Ao fim de dois dias, esquecera-me a campanha eleitoral em que Portugal, mais uma vez, mergulhou. Recordei-a, com esforço, para participar num Contra-Corrente, da nossa rádio Observador. Tínhamos passado o pequeno-almoço a conversar, entre franceses, suíços e australianos, os problemas de cada uma das respectivas democracias. Entre problemas e desapontamentos idênticos, e sem que ninguém se assumisse de esquerda ou de direita, conservador ou progressista, globalista ou soberanista, lá fomos deixando soltar opiniões, quase sempre com medo injustificado de ferir susceptibilidades alheias.
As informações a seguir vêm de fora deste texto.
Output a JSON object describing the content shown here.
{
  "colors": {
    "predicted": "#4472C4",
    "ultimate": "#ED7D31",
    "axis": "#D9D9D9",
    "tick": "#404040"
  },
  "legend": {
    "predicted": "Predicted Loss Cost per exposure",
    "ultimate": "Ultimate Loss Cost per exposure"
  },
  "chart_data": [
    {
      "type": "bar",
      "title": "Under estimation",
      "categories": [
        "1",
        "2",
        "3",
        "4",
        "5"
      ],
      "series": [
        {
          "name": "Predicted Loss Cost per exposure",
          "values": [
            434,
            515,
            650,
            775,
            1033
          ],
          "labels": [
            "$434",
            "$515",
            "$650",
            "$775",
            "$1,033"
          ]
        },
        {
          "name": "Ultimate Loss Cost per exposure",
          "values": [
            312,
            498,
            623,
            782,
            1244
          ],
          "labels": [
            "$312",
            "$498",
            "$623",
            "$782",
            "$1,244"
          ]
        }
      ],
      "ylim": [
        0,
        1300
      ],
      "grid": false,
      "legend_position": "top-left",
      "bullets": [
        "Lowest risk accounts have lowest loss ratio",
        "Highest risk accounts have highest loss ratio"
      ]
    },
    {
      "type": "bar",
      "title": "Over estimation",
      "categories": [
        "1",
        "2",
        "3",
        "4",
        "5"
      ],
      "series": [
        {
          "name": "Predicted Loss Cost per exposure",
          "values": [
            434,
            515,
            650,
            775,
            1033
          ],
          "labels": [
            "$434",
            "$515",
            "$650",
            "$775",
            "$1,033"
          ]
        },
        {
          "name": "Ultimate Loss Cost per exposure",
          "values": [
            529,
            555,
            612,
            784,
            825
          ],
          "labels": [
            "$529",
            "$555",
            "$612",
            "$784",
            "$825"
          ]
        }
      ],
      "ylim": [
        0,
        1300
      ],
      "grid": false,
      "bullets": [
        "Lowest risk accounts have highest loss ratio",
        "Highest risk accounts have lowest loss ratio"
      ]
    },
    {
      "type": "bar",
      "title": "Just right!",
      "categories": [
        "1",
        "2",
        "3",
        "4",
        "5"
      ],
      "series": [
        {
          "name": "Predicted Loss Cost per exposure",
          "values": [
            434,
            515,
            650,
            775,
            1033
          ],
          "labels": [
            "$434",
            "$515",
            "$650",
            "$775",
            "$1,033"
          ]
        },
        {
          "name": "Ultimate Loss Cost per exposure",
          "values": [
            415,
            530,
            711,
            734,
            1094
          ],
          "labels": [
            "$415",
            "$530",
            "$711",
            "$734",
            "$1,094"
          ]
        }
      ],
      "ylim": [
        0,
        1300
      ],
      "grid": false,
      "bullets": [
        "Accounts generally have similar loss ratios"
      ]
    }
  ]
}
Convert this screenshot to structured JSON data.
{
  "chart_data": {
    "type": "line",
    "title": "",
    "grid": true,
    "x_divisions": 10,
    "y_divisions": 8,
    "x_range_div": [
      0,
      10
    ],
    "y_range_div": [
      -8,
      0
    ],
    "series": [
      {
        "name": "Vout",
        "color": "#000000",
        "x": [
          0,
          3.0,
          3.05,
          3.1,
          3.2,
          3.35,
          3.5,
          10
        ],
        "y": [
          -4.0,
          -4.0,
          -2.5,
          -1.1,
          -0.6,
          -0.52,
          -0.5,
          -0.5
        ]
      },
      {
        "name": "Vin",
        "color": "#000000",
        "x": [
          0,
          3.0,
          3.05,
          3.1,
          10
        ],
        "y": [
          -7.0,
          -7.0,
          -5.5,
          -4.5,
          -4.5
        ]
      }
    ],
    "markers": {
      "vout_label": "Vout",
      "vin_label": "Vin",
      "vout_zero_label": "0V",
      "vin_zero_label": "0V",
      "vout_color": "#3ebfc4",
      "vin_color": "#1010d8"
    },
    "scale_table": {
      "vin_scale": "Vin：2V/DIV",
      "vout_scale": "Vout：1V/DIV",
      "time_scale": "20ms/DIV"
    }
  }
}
O resultado foi uma melancólica proclamação de afirmações de senso comum, de como ele parece fora de moda em quem nos deveria representar a todos, e um generalizado encolher de ombros de quem tem vontade de proclamar «é o que há, não é bom, mas que se há-de fazer?». Estando todos de acordo, acabámos a rir, quando um dos australianos, advogado como eu, contou o que disse a um dos filhos quando este lhe perguntou o que achava de seguir uma carreira jurídica: Son, do I look like a happy man? O rapaz reflectiu: He’s now a doctor. Subscrevi cinicamente a tese, abaixo o Direito, abaixo a Política, que ninguém é perfeito, engolimos mais um pedaço de pain au chocolat e fomos às nossas respectivas vidas, comigo já embrenhado, com esforço, em pensamentos sobre a nossa campanha eleitoral.

Mas qual campanha, santo Deus? Estamos em campanha, é um facto. Mas o país parece estar noutro momento político qualquer. Talvez o do vazio, resignado por ter de, novamente, votar onde sempre votou, mesmo que os rostos mudem e as cores partidárias se alterem. Quando não se muda de canal, assiste-se aos debates. Entre impostos baixos, reformas altas e proclamações várias, sobra um quadro político que parece viciado em «coisas boas», que todos merecemos, sem excepção. Nenhum dos candidatos parece acreditar no que diz — e nós acreditamos cada vez menos em quem diz seja o que for. Os debates são teatro de bonecos de corda, puxados por sondagens e alimentados a soundbites. E muitas «coisas boas», que as más não dão votos, dizem os especialistas. O que é que se propõe, afinal? Pouco. Como se propõe? Mal. A quem se propõe? A quem não muda de canal, de voto decidido não raras vezes há décadas. Os debates são um jogo de sombras num fundo de ecrã azul. Fala-se em impostos, em saúde, em educação, em habitação, como se estivessem a escolher pratos para um menu que ninguém vai cozinhar. Assisti, com dedicação, bravura e pouca glória a vários deles, indiferente, como quem revê um episódio de uma série que já cancelaram lá fora.

A última vez que senti que alguém dizia algo politicamente valioso em língua portuguesa foi quando li a entrevista de Maria João Avillez a Isabel Díaz Ayuso, e estava traduzida do castelhano. Parecia um milagre estar escrito em português, mas como era traduzido constatava-se que era bem real. Uma mulher viva, ordenadamente desordenada, livre. Alguém a falar com veemência, sem pedir desculpa, sem esperar aprovação. Presumo que tenha sido quase estrangeiro demais para ser publicado.

Talvez a culpa seja minha. Talvez esteja a pedir ao país um charme que ele nunca prometeu. Talvez espere uma política que não morre nos rodapés das televisões, na fila para votar ou no cheiro a carne assada partidária. Mas caramba — será pedir muito que alguma alma que ainda insiste na política portuguesa diga alguma coisa de novo? Que nos tratem como se ainda estivéssemos acordados?